Trout has been a topic of conversation for a trifecta of honors — the All-Star Game, rookie of the year, and most valuable player.

It's a subject he'd love to bypass, but even he can't totally ignore it.

"If I go out there and keep putting up good numbers and if I get picked rookie of the year, or for the all-star team, that is great, a dream come true," Trout said. "Like I say, I stay within myself and not try to do too much, and once I start to worry about that stuff, that is when I try to do too much."

Trout wasn't on the fan all-star ballot and he won't be named a starter. There are 11 other position-player spots beyond the starters on the AL team, nine picked by the players and two by manager Ron Washington of Texas. In addition, after the first 33 players are picked, Washington will submit five names, and one of those players will earn the final spot based on online voting.

Angels manager Mike Scioscia said it wouldn't surprise him if Trout made the team or got left off.
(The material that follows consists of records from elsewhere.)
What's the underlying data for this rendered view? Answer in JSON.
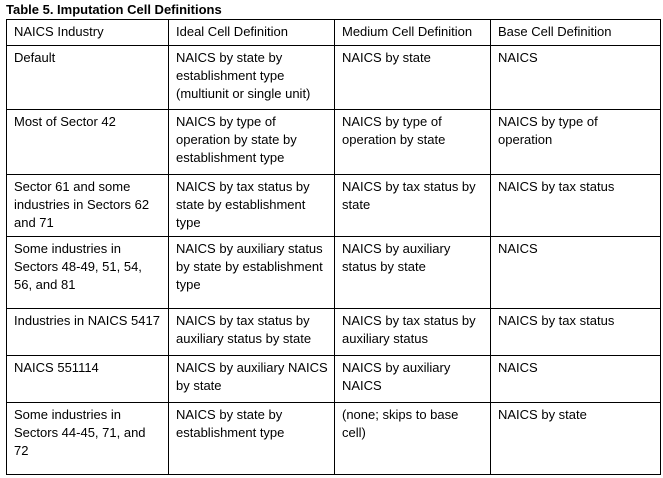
{
  "caption": "Table 5. Imputation Cell Definitions",
  "table": {
    "headers": [
      "NAICS Industry",
      "Ideal Cell Definition",
      "Medium Cell Definition",
      "Base Cell Definition"
    ],
    "rows": [
      [
        "Default",
        "NAICS by state by establishment type (multiunit or single unit)",
        "NAICS by state",
        "NAICS"
      ],
      [
        "Most of Sector 42",
        "NAICS by type of operation by state by establishment type",
        "NAICS by type of operation by state",
        "NAICS by type of operation"
      ],
      [
        "Sector 61 and some industries in Sectors 62 and 71",
        "NAICS by tax status by state by establishment type",
        "NAICS by tax status by state",
        "NAICS by tax status"
      ],
      [
        "Some industries in Sectors 48-49, 51, 54, 56, and 81",
        "NAICS by auxiliary status by state by establishment type",
        "NAICS by auxiliary status by state",
        "NAICS"
      ],
      [
        "Industries in NAICS 5417",
        "NAICS by tax status by auxiliary status by state",
        "NAICS by tax status by auxiliary status",
        "NAICS by tax status"
      ],
      [
        "NAICS 551114",
        "NAICS by auxiliary NAICS by state",
        "NAICS by auxiliary NAICS",
        "NAICS"
      ],
      [
        "Some industries in Sectors 44-45, 71, and 72",
        "NAICS by state by establishment type",
        "(none; skips to base cell)",
        "NAICS by state"
      ]
    ]
  }
}
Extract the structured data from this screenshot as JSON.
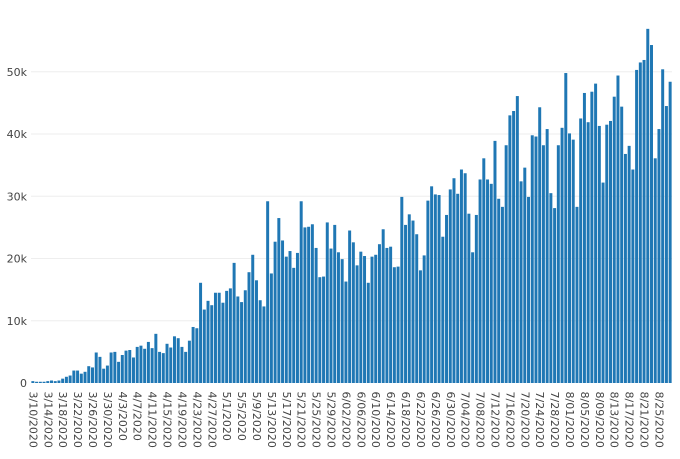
{
  "chart_data": {
    "type": "bar",
    "title": "",
    "xlabel": "",
    "ylabel": "",
    "ylim": [
      0,
      58000
    ],
    "yticks": [
      0,
      10000,
      20000,
      30000,
      40000,
      50000
    ],
    "ytick_labels": [
      "0",
      "10k",
      "20k",
      "30k",
      "40k",
      "50k"
    ],
    "grid": "horizontal",
    "legend": "none",
    "bar_color": "#1f77b4",
    "start_date": "2020-03-10",
    "xtick_labels": [
      "3/10/2020",
      "3/14/2020",
      "3/18/2020",
      "3/22/2020",
      "3/26/2020",
      "3/30/2020",
      "4/3/2020",
      "4/7/2020",
      "4/11/2020",
      "4/15/2020",
      "4/19/2020",
      "4/23/2020",
      "4/27/2020",
      "5/1/2020",
      "5/5/2020",
      "5/9/2020",
      "5/13/2020",
      "5/17/2020",
      "5/21/2020",
      "5/25/2020",
      "5/29/2020",
      "6/02/2020",
      "6/06/2020",
      "6/10/2020",
      "6/14/2020",
      "6/18/2020",
      "6/22/2020",
      "6/26/2020",
      "6/30/2020",
      "7/04/2020",
      "7/08/2020",
      "7/12/2020",
      "7/16/2020",
      "7/20/2020",
      "7/24/2020",
      "7/28/2020",
      "8/01/2020",
      "8/05/2020",
      "8/09/2020",
      "8/13/2020",
      "8/17/2020",
      "8/21/2020",
      "8/25/2020"
    ],
    "values": [
      300,
      200,
      200,
      200,
      300,
      400,
      300,
      400,
      700,
      1000,
      1200,
      2000,
      2000,
      1500,
      1800,
      2700,
      2500,
      4900,
      4200,
      2300,
      2800,
      4900,
      5000,
      3400,
      4500,
      5200,
      5300,
      4100,
      5800,
      6000,
      5500,
      6600,
      5600,
      7900,
      5000,
      4800,
      6300,
      5700,
      7500,
      7200,
      5800,
      5000,
      6800,
      9000,
      8800,
      16100,
      11800,
      13200,
      12500,
      14500,
      14500,
      12900,
      14800,
      15200,
      19300,
      13900,
      13000,
      14900,
      17800,
      20600,
      16500,
      13300,
      12300,
      29200,
      17600,
      22700,
      26500,
      22900,
      20300,
      21200,
      18500,
      20900,
      29200,
      25000,
      25100,
      25500,
      21700,
      17000,
      17100,
      25800,
      21600,
      25400,
      21000,
      19900,
      16300,
      24500,
      22600,
      18900,
      21100,
      20400,
      16100,
      20300,
      20600,
      22300,
      24700,
      21700,
      21900,
      18600,
      18700,
      29900,
      25400,
      27100,
      26100,
      23900,
      18100,
      20500,
      29300,
      31600,
      30300,
      30200,
      23500,
      27000,
      31100,
      32900,
      30400,
      34300,
      33700,
      27200,
      21000,
      27000,
      32700,
      36100,
      32700,
      32000,
      38900,
      29600,
      28300,
      38200,
      43000,
      43700,
      46100,
      32400,
      34600,
      29900,
      39800,
      39600,
      44300,
      38200,
      40800,
      30500,
      28100,
      38200,
      41000,
      49800,
      40100,
      39100,
      28300,
      42500,
      46600,
      41900,
      46800,
      48100,
      41300,
      32200,
      41500,
      42100,
      46000,
      49400,
      44400,
      36800,
      38100,
      34300,
      50300,
      51500,
      51900,
      56900,
      54300,
      36100,
      40800,
      50400,
      44500,
      48400
    ]
  }
}
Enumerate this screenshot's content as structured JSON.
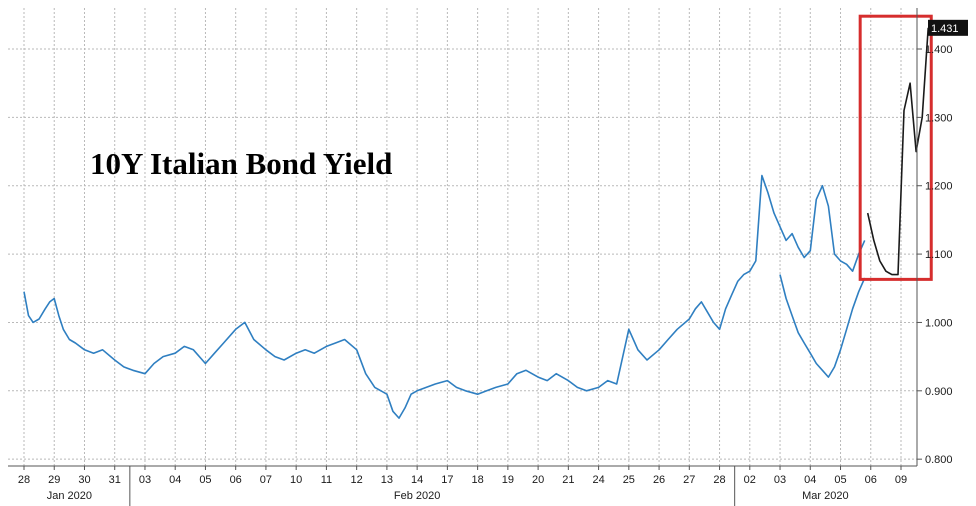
{
  "chart_data": {
    "type": "line",
    "title": "10Y Italian Bond Yield",
    "y_ticks": [
      "0.800",
      "0.900",
      "1.000",
      "1.100",
      "1.200",
      "1.300",
      "1.400"
    ],
    "ylim": [
      0.79,
      1.46
    ],
    "x_day_labels": [
      "28",
      "29",
      "30",
      "31",
      "03",
      "04",
      "05",
      "06",
      "07",
      "10",
      "11",
      "12",
      "13",
      "14",
      "17",
      "18",
      "19",
      "20",
      "21",
      "24",
      "25",
      "26",
      "27",
      "28",
      "02",
      "03",
      "04",
      "05",
      "06",
      "09"
    ],
    "month_labels": [
      {
        "label": "Jan 2020",
        "day_index": 1.5
      },
      {
        "label": "Feb 2020",
        "day_index": 13
      },
      {
        "label": "Mar 2020",
        "day_index": 26.5
      }
    ],
    "month_separators_after": [
      3,
      23
    ],
    "last_value": "1.431",
    "colors": {
      "series": "#2f7fc1",
      "highlight_series": "#1a1a1a",
      "highlight_box": "#d62d2d",
      "last_value_bg": "#111111",
      "grid": "#b9b9b9"
    },
    "highlight_box": {
      "day_start": 28.0,
      "day_end": 29.9,
      "y_top": 1.448,
      "y_bottom": 1.063
    },
    "series": [
      {
        "x": [
          0,
          0.15,
          0.3,
          0.5,
          0.7,
          0.85,
          1,
          1.15,
          1.3,
          1.5,
          1.7,
          2,
          2.3,
          2.6,
          3,
          3.3,
          3.6,
          4,
          4.3,
          4.6,
          5,
          5.3,
          5.6,
          6,
          6.3,
          6.6,
          7,
          7.3,
          7.6,
          8,
          8.3,
          8.6,
          9,
          9.3,
          9.6,
          10,
          10.3,
          10.6,
          11,
          11.3,
          11.6,
          12,
          12.2,
          12.4,
          12.6,
          12.8,
          13,
          13.3,
          13.6,
          14,
          14.3,
          14.6,
          15,
          15.3,
          15.6,
          16,
          16.3,
          16.6,
          17,
          17.3,
          17.6,
          18,
          18.3,
          18.6,
          19,
          19.3,
          19.6,
          20,
          20.3,
          20.6,
          21,
          21.3,
          21.6,
          22,
          22.2,
          22.4,
          22.6,
          22.8,
          23,
          23.2,
          23.4,
          23.6,
          23.8,
          24,
          24.2,
          24.4,
          24.6,
          24.8,
          25,
          25.2,
          25.4,
          25.6,
          25.8,
          26,
          26.2,
          26.4,
          26.6,
          26.8,
          27,
          27.2,
          27.4,
          27.6,
          27.8
        ],
        "y": [
          1.045,
          1.01,
          1.0,
          1.005,
          1.02,
          1.03,
          1.035,
          1.01,
          0.99,
          0.975,
          0.97,
          0.96,
          0.955,
          0.96,
          0.945,
          0.935,
          0.93,
          0.925,
          0.94,
          0.95,
          0.955,
          0.965,
          0.96,
          0.94,
          0.955,
          0.97,
          0.99,
          1.0,
          0.975,
          0.96,
          0.95,
          0.945,
          0.955,
          0.96,
          0.955,
          0.965,
          0.97,
          0.975,
          0.96,
          0.925,
          0.905,
          0.895,
          0.87,
          0.86,
          0.875,
          0.895,
          0.9,
          0.905,
          0.91,
          0.915,
          0.905,
          0.9,
          0.895,
          0.9,
          0.905,
          0.91,
          0.925,
          0.93,
          0.92,
          0.915,
          0.925,
          0.915,
          0.905,
          0.9,
          0.905,
          0.915,
          0.91,
          0.99,
          0.96,
          0.945,
          0.96,
          0.975,
          0.99,
          1.005,
          1.02,
          1.03,
          1.015,
          1.0,
          0.99,
          1.02,
          1.04,
          1.06,
          1.07,
          1.075,
          1.09,
          1.215,
          1.19,
          1.16,
          1.14,
          1.12,
          1.13,
          1.11,
          1.095,
          1.105,
          1.18,
          1.2,
          1.17,
          1.1,
          1.09,
          1.085,
          1.075,
          1.1,
          1.12
        ],
        "color_key": "series"
      },
      {
        "x": [
          25.0,
          25.2,
          25.4,
          25.6,
          25.8,
          26.0,
          26.2,
          26.4,
          26.6,
          26.8,
          27.0,
          27.2,
          27.4,
          27.6,
          27.8
        ],
        "y": [
          1.07,
          1.035,
          1.01,
          0.985,
          0.97,
          0.955,
          0.94,
          0.93,
          0.92,
          0.935,
          0.96,
          0.99,
          1.02,
          1.045,
          1.065
        ],
        "color_key": "series"
      },
      {
        "x": [
          27.9,
          28.1,
          28.3,
          28.5,
          28.7,
          28.9,
          29.1,
          29.3,
          29.5,
          29.7,
          29.9
        ],
        "y": [
          1.16,
          1.12,
          1.09,
          1.075,
          1.07,
          1.07,
          1.31,
          1.35,
          1.25,
          1.3,
          1.431
        ],
        "color_key": "highlight_series"
      }
    ]
  }
}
Scioscia isn't a fan of how the teams are selected.

"There are a lot of guys on our team going to get serious consideration and I think Mike deserves serious consideration," Scioscia said. "But the whole process is flawed."

Last year the AL team had seven outfielders. In the most recent voting the top three outfielders were Josh Hamilton of Texas, Curtis Granderson of the New York Yankees, and Jose Bautista of Toronto. It would be difficult to find three or four other outfielders having a better season than Trout.

One rule that could factor into the selection is that each team must have one representative.

When asked if Trout has his vote, teammate and nine-time all-star Albert Pujols said, "Definitely. I think he's got everybody's vote here, him and (Mark) Trumbo."

In a little more than two full months, Trout has impacted the game in a variety of ways. Even though he's not known as a power hitter and bats leadoff, Trout was sixth in the AL with a .944 OPS, a statistic that combines slugging percentage and on-base percentage.

Trout has made a strong argument in his usual way — without actually speaking. today he may finally willingly address the subject of his all-star candidacy.